Quantizing object detection model backbone inconsistency in evaluation result

I am building an object detection faster rcnn model using the quantized mobilenet v as backbone. So far I have managed to run quantization aware training by running the following functions before the training loop

model.backbone.fuse_model() -- (1) 
model.backbone.qconfig = torch.quantization.default_qat_qconfig -- (2) 
model = torch.quantization.prepare_qat(model, inplace=True) -- (3)
model.train()

During training, I run the model on CUDA. After the training I run the following to convert the model back to cpu, quantize it, evaluate and save the model weights.

trained_model.cpu()
trained_model_quantized = convert(trained_model, inplace=**False**) -- (4)
trained_model_quantized.eval()
test_model(trained_model_quantized, dataloader_test)
torch.save(trained_model_quantized.state_dict(), "trained_model_quantized.pt")

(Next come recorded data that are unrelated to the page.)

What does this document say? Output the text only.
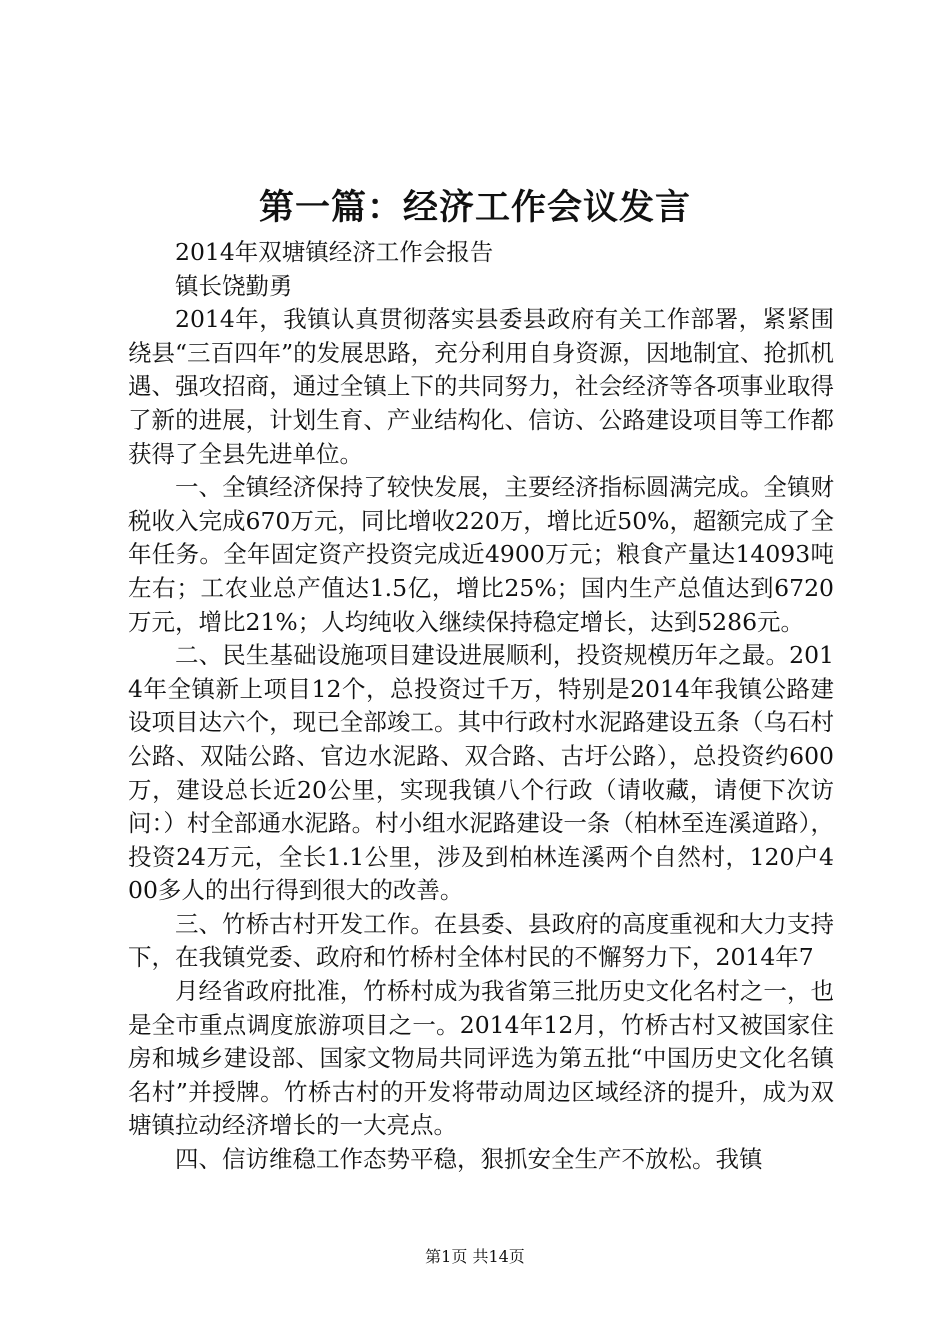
第一篇：经济工作会议发言

2014年双塘镇经济工作会报告

镇长饶勤勇

2014年，我镇认真贯彻落实县委县政府有关工作部署，紧紧围绕县“三百四年”的发展思路，充分利用自身资源，因地制宜、抢抓机遇、强攻招商，通过全镇上下的共同努力，社会经济等各项事业取得了新的进展，计划生育、产业结构化、信访、公路建设项目等工作都获得了全县先进单位。

一、全镇经济保持了较快发展，主要经济指标圆满完成。全镇财税收入完成670万元，同比增收220万，增比近50%，超额完成了全年任务。全年固定资产投资完成近4900万元；粮食产量达14093吨左右；工农业总产值达1.5亿，增比25%；国内生产总值达到6720万元，增比21%；人均纯收入继续保持稳定增长，达到5286元。

二、民生基础设施项目建设进展顺利，投资规模历年之最。2014年全镇新上项目12个，总投资过千万，特别是2014年我镇公路建设项目达六个，现已全部竣工。其中行政村水泥路建设五条（乌石村公路、双陆公路、官边水泥路、双合路、古圩公路），总投资约600万，建设总长近20公里，实现我镇八个行政（请收藏，请便下次访问：）村全部通水泥路。村小组水泥路建设一条（柏林至连溪道路），投资24万元，全长1.1公里，涉及到柏林连溪两个自然村，120户400多人的出行得到很大的改善。

三、竹桥古村开发工作。在县委、县政府的高度重视和大力支持下，在我镇党委、政府和竹桥村全体村民的不懈努力下，2014年7

月经省政府批准，竹桥村成为我省第三批历史文化名村之一，也是全市重点调度旅游项目之一。2014年12月，竹桥古村又被国家住房和城乡建设部、国家文物局共同评选为第五批“中国历史文化名镇名村”并授牌。竹桥古村的开发将带动周边区域经济的提升，成为双塘镇拉动经济增长的一大亮点。

四、信访维稳工作态势平稳，狠抓安全生产不放松。我镇

第1页 共14页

On another session, I managed to load the model weights back in by creating a new model, running the quantization steps (1), (2), (3) and (4) on the model and calling model.load(torch.load(PATH_TO_SAVE_WEIGHTS_DICT)) When I attempt to test the model on the same dataset I tested with, I get nonsensical results, as if the model has not been trained before.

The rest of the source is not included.